Private Equity Bets Billions on Foreclosures

Investors buy foreclosed homes. Managing them is the tricky part
A worker gets ready to install sod at the Murrieta house Photograph by Kirk Crippens for Bloomberg Businessweek

Carrington Capital Management paid $207,000 in May for a house at 36644 Ponderosa Court in Murrieta, Calif. Built in 2005, the four-bedroom home originally sold for $420,500 with 100 percent financing. The owner borrowed $100,000 more in 2007, increasing total debt on the property to $520,000, before losing the home to a bank in August 2011. The house looked almost new as workers replaced the kitchen stove and laid fresh sod on the front lawn during a July 23 visit. “When you think of foreclosed property, this isn’t the first thing that comes to mind,” says Carrington Vice President Rick Sharga. “I’m betting renters will be lining up when we put this on the market.”

Private equity firms including Colony Capital, Blackstone Group, KKR, and Och-Ziff Capital Management Group are rushing to make similar bets. They plan to spend at least $7.2 billion to snatch up undervalued single-family homes and then rent them out. The aim is to capitalize on U.S. home prices that are 34 percent below their 2006 peak, as well as on a broader shift toward renting. At 65 percent in the first quarter, U.S. homeownership is at its lowest level since 1997. Scott Simon, head of mortgage bonds at Pimco, says about 6 million borrowers will lose their homes in the next five years, creating demand for as many as 4 million new rental homes. “Our view is there’s tons to buy and tons to buy attractively,” says Justin Chang, acting president of Colony Capital’s American Homes unit.

A new stove for the Murrieta house
Photograph by Kirk Crippens for Bloomberg Businessweek

Colony has bought 1,100 homes in Arizona, California, Nevada, and Texas, with plans to acquire $1.5 billion in property by next April.
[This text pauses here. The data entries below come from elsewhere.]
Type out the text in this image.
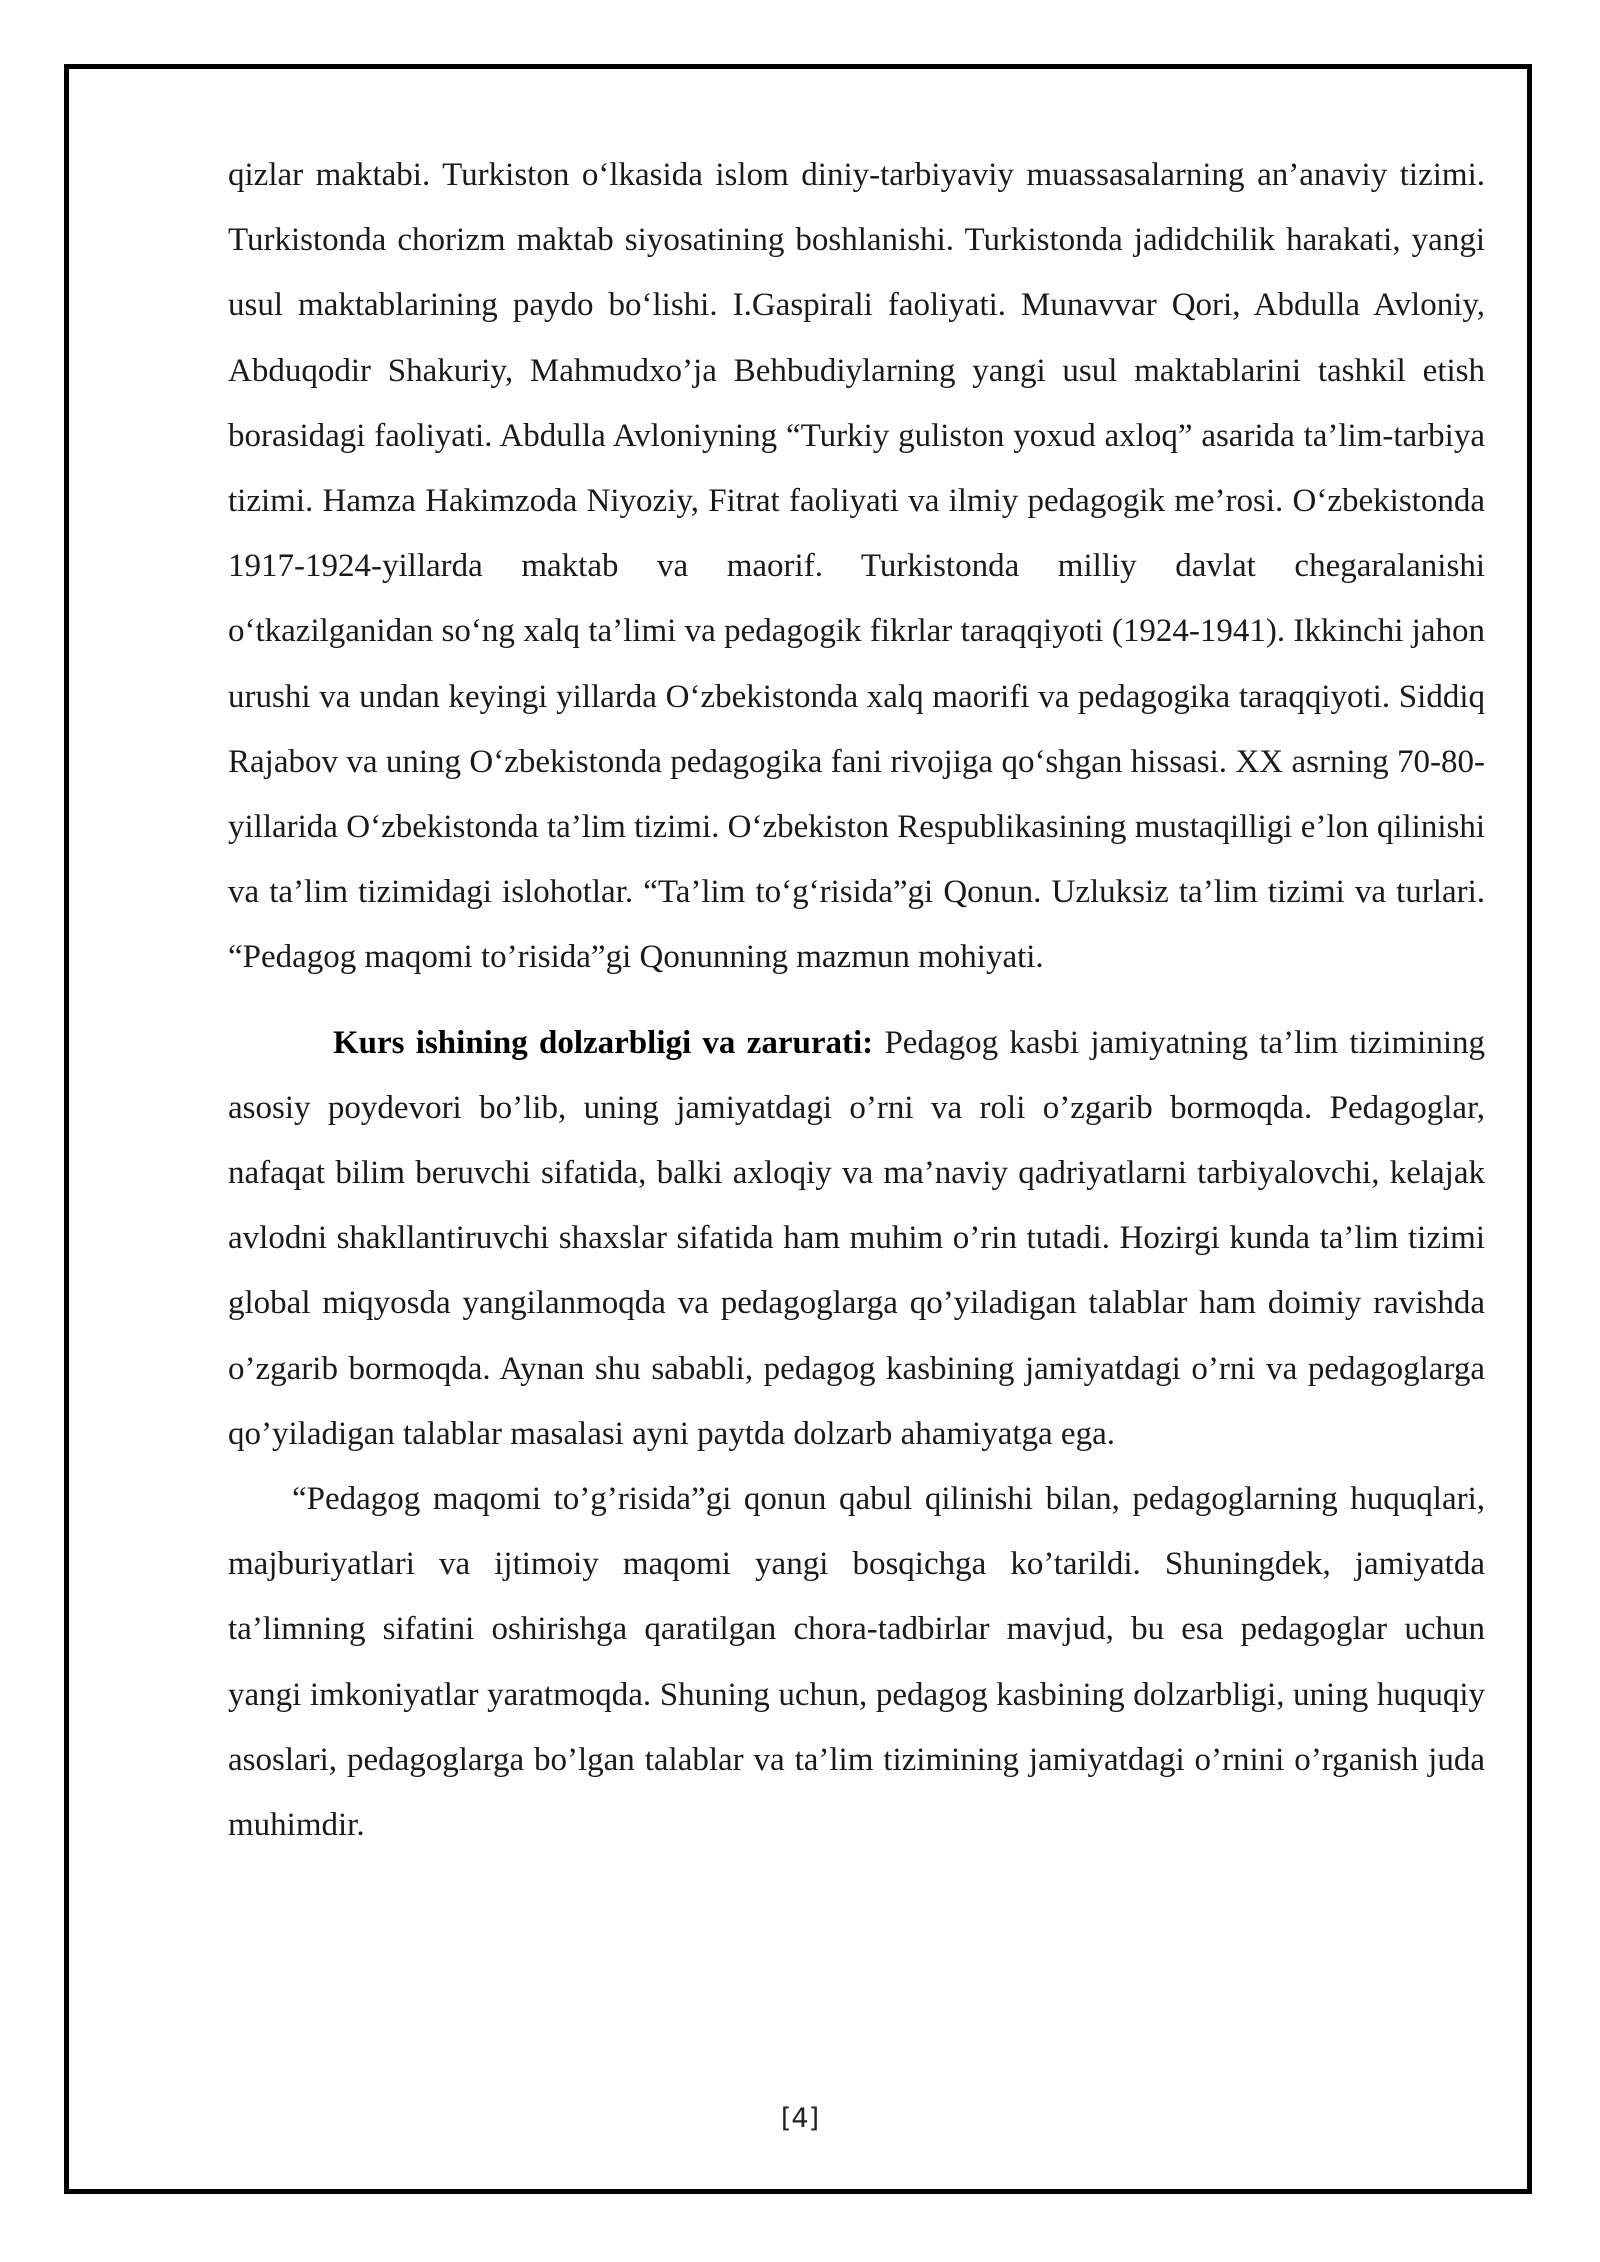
qizlar maktabi. Turkiston o‘lkasida islom diniy-tarbiyaviy muassasalarning an’anaviy tizimi. Turkistonda chorizm maktab siyosatining boshlanishi. Turkistonda jadidchilik harakati, yangi usul maktablarining paydo bo‘lishi. I.Gaspirali faoliyati. Munavvar Qori, Abdulla Avloniy, Abduqodir Shakuriy, Mahmudxo’ja Behbudiylarning yangi usul maktablarini tashkil etish borasidagi faoliyati. Abdulla Avloniyning “Turkiy guliston yoxud axloq” asarida ta’lim-tarbiya tizimi. Hamza Hakimzoda Niyoziy, Fitrat faoliyati va ilmiy pedagogik me’rosi. O‘zbekistonda 1917-1924-yillarda maktab va maorif. Turkistonda milliy davlat chegaralanishi o‘tkazilganidan so‘ng xalq ta’limi va pedagogik fikrlar taraqqiyoti (1924-1941). Ikkinchi jahon urushi va undan keyingi yillarda O‘zbekistonda xalq maorifi va pedagogika taraqqiyoti. Siddiq Rajabov va uning O‘zbekistonda pedagogika fani rivojiga qo‘shgan hissasi. XX asrning 70-80- yillarida O‘zbekistonda ta’lim tizimi. O‘zbekiston Respublikasining mustaqilligi e’lon qilinishi va ta’lim tizimidagi islohotlar. “Ta’lim to‘g‘risida”gi Qonun. Uzluksiz ta’lim tizimi va turlari. “Pedagog maqomi to’risida”gi Qonunning mazmun mohiyati.

Kurs ishining dolzarbligi va zarurati: Pedagog kasbi jamiyatning ta’lim tizimining asosiy poydevori bo’lib, uning jamiyatdagi o’rni va roli o’zgarib bormoqda. Pedagoglar, nafaqat bilim beruvchi sifatida, balki axloqiy va ma’naviy qadriyatlarni tarbiyalovchi, kelajak avlodni shakllantiruvchi shaxslar sifatida ham muhim o’rin tutadi. Hozirgi kunda ta’lim tizimi global miqyosda yangilanmoqda va pedagoglarga qo’yiladigan talablar ham doimiy ravishda o’zgarib bormoqda. Aynan shu sababli, pedagog kasbining jamiyatdagi o’rni va pedagoglarga qo’yiladigan talablar masalasi ayni paytda dolzarb ahamiyatga ega.

“Pedagog maqomi to’g’risida”gi qonun qabul qilinishi bilan, pedagoglarning huquqlari, majburiyatlari va ijtimoiy maqomi yangi bosqichga ko’tarildi. Shuningdek, jamiyatda ta’limning sifatini oshirishga qaratilgan chora-tadbirlar mavjud, bu esa pedagoglar uchun yangi imkoniyatlar yaratmoqda. Shuning uchun, pedagog kasbining dolzarbligi, uning huquqiy asoslari, pedagoglarga bo’lgan talablar va ta’lim tizimining jamiyatdagi o’rnini o’rganish juda muhimdir.

[4]
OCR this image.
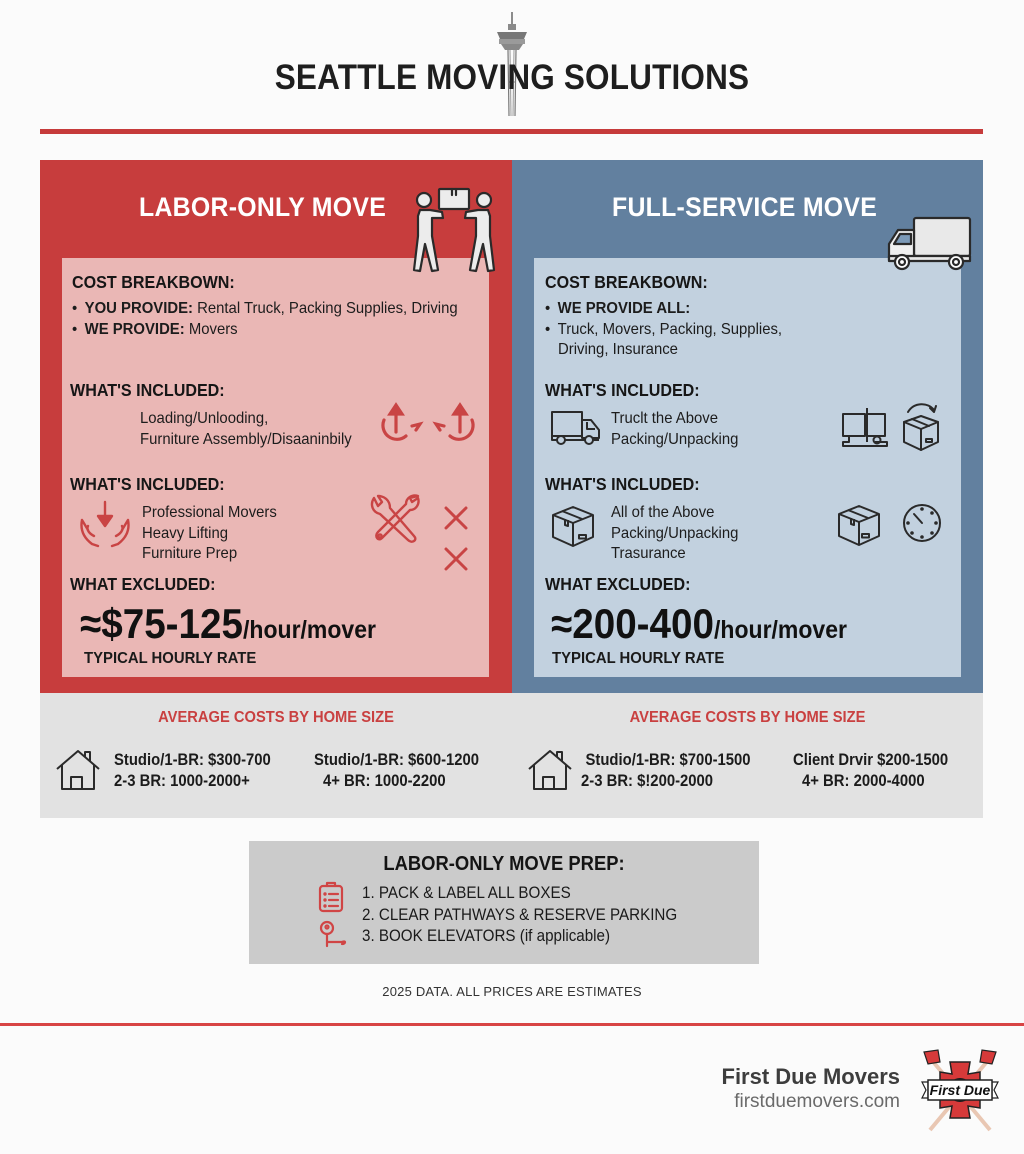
SEATTLE MOVING SOLUTIONS
LABOR-ONLY MOVE	FULL-SERVICE MOVE
COST BREAKBOWN:
• YOU PROVIDE: Rental Truck, Packing Supplies, Driving
• WE PROVIDE: Movers
WHAT'S INCLUDED:
Loading/Unlooding,
Furniture Assembly/Disaaninbily
WHAT'S INCLUDED:
Professional Movers
Heavy Lifting
Furniture Prep
WHAT EXCLUDED:
≈$75-125/hour/mover
TYPICAL HOURLY RATE
COST BREAKBOWN:
• WE PROVIDE ALL:
• Truck, Movers, Packing, Supplies,
Driving, Insurance
WHAT'S INCLUDED:
Truclt the Above
Packing/Unpacking
WHAT'S INCLUDED:
All of the Above
Packing/Unpacking
Trasurance
WHAT EXCLUDED:
≈200-400/hour/mover
TYPICAL HOURLY RATE
AVERAGE COSTS BY HOME SIZE
Studio/1-BR: $300-700
2-3 BR: 1000-2000+
Studio/1-BR: $600-1200
4+ BR: 1000-2200
AVERAGE COSTS BY HOME SIZE
Studio/1-BR: $700-1500
2-3 BR: $!200-2000
Client Drvir $200-1500
4+ BR: 2000-4000
LABOR-ONLY MOVE PREP:
1. PACK & LABEL ALL BOXES
2. CLEAR PATHWAYS & RESERVE PARKING
3. BOOK ELEVATORS (if applicable)
2025 DATA. ALL PRICES ARE ESTIMATES
First Due Movers
firstduemovers.com
First Due
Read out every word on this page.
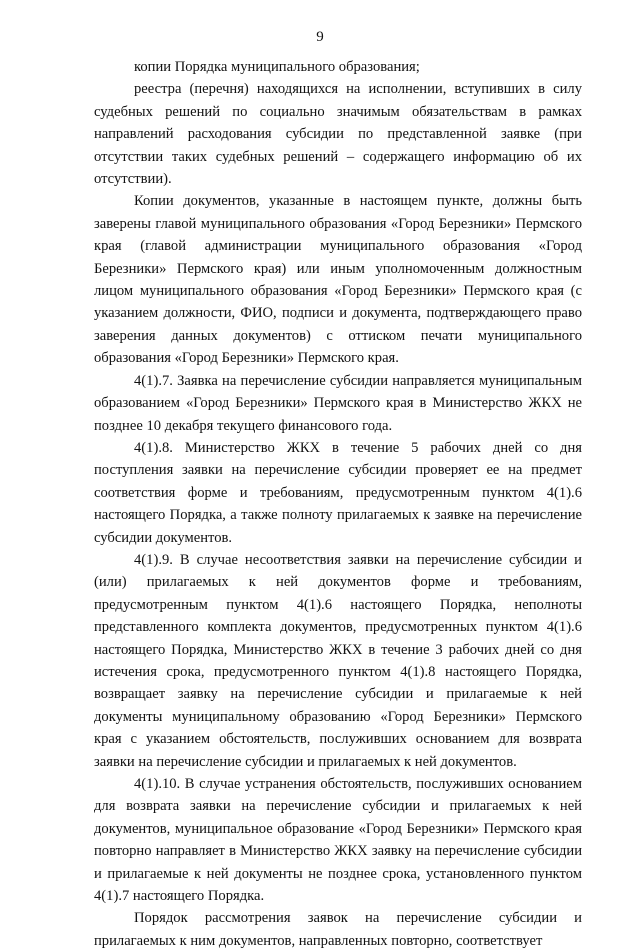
9

копии Порядка муниципального образования;

реестра (перечня) находящихся на исполнении, вступивших в силу судебных решений по социально значимым обязательствам в рамках направлений расходования субсидии по представленной заявке (при отсутствии таких судебных решений – содержащего информацию об их отсутствии).

Копии документов, указанные в настоящем пункте, должны быть заверены главой муниципального образования «Город Березники» Пермского края (главой администрации муниципального образования «Город Березники» Пермского края) или иным уполномоченным должностным лицом муниципального образования «Город Березники» Пермского края (с указанием должности, ФИО, подписи и документа, подтверждающего право заверения данных документов) с оттиском печати муниципального образования «Город Березники» Пермского края.

4(1).7. Заявка на перечисление субсидии направляется муниципальным образованием «Город Березники» Пермского края в Министерство ЖКХ не позднее 10 декабря текущего финансового года.

4(1).8. Министерство ЖКХ в течение 5 рабочих дней со дня поступления заявки на перечисление субсидии проверяет ее на предмет соответствия форме и требованиям, предусмотренным пунктом 4(1).6 настоящего Порядка, а также полноту прилагаемых к заявке на перечисление субсидии документов.

4(1).9. В случае несоответствия заявки на перечисление субсидии и (или) прилагаемых к ней документов форме и требованиям, предусмотренным пунктом 4(1).6 настоящего Порядка, неполноты представленного комплекта документов, предусмотренных пунктом 4(1).6 настоящего Порядка, Министерство ЖКХ в течение 3 рабочих дней со дня истечения срока, предусмотренного пунктом 4(1).8 настоящего Порядка, возвращает заявку на перечисление субсидии и прилагаемые к ней документы муниципальному образованию «Город Березники» Пермского края с указанием обстоятельств, послуживших основанием для возврата заявки на перечисление субсидии и прилагаемых к ней документов.

4(1).10. В случае устранения обстоятельств, послуживших основанием для возврата заявки на перечисление субсидии и прилагаемых к ней документов, муниципальное образование «Город Березники» Пермского края повторно направляет в Министерство ЖКХ заявку на перечисление субсидии и прилагаемые к ней документы не позднее срока, установленного пунктом 4(1).7 настоящего Порядка.

Порядок рассмотрения заявок на перечисление субсидии и прилагаемых к ним документов, направленных повторно, соответствует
Colony was among the winners of the largest bulk sale thus far: a $330 million portfolio of 2,500 foreclosed properties auctioned off by Fannie Mae, the government-controlled mortgage company that owned 114,000 foreclosed properties as of March 31, according to people with knowledge of the deal who asked not to be identified because they signed confidentiality agreements.

Blackstone, the biggest buyer of U.S. commercial real estate since prices bottomed, has “bought over 2,000 homes at this point,” Jonathan Gray, senior managing director for real estate, said at a July 18 conference, adding that the company “probably spent over $300 million doing this.”

Foreclosed homes present different challenges from typical private equity investments, including managing hundreds of properties scattered across different states. “Once you own the homes, it’s fixing them up, leasing them up, and managing them on a go-forward basis which is challenging,” says Colony’s Chang, who adds that Colony has hired 125 people to buy and maintain properties.

Some investors doubt bulk buying will work. “While a lot of people are talking about it, very few have actually built significant portfolios, and even fewer, if any, have achieved significant economies of scale,” says Stephen Coyle, chief investment officer of Cohen & Steers Global Realty Partners. “The people who have made the most money at it so far are guys who have, like, 20 houses or so.”

Carrington announced in January that it had raised $450 million from Oaktree Capital Group, enough to buy more than 4,000 rental homes. So far it has acquired fewer than 300, Sharga says. “We’re not going to sacrifice performance for scale,” he says. “Some of the other companies are in such a hurry to put their investors’ money to work that they’ll pay a lot more than we will.”

Carrington’s model is to charge monthly rents of about 1 percent of the acquisition cost, or about $2,000 for a house that it buys for $200,000. The expectation is that the home’s value will increase at least 7 percent within five years, varying with different markets. It plans to sell its homes in five to seven years. Other investors, including Blackstone and Colony, have said they would consider converting their holdings into real estate investment trusts as a way of recovering their investments.

In late July, Sharga visited a three-bedroom home in Corona, Calif., that had been repossessed by Bank of America and had been listed as “a diamond in the rough.” He found a dead lawn, no kitchen appliances, and a rear balcony with rotten planks. On one side of the house, three large dogs howled and barked at passersby from behind a chain-link fence. The yard on the other side featured three rusting cars on blocks. “This is why we say no more often than we say yes,” says Sharga. “Can you imagine buying these in bulk?”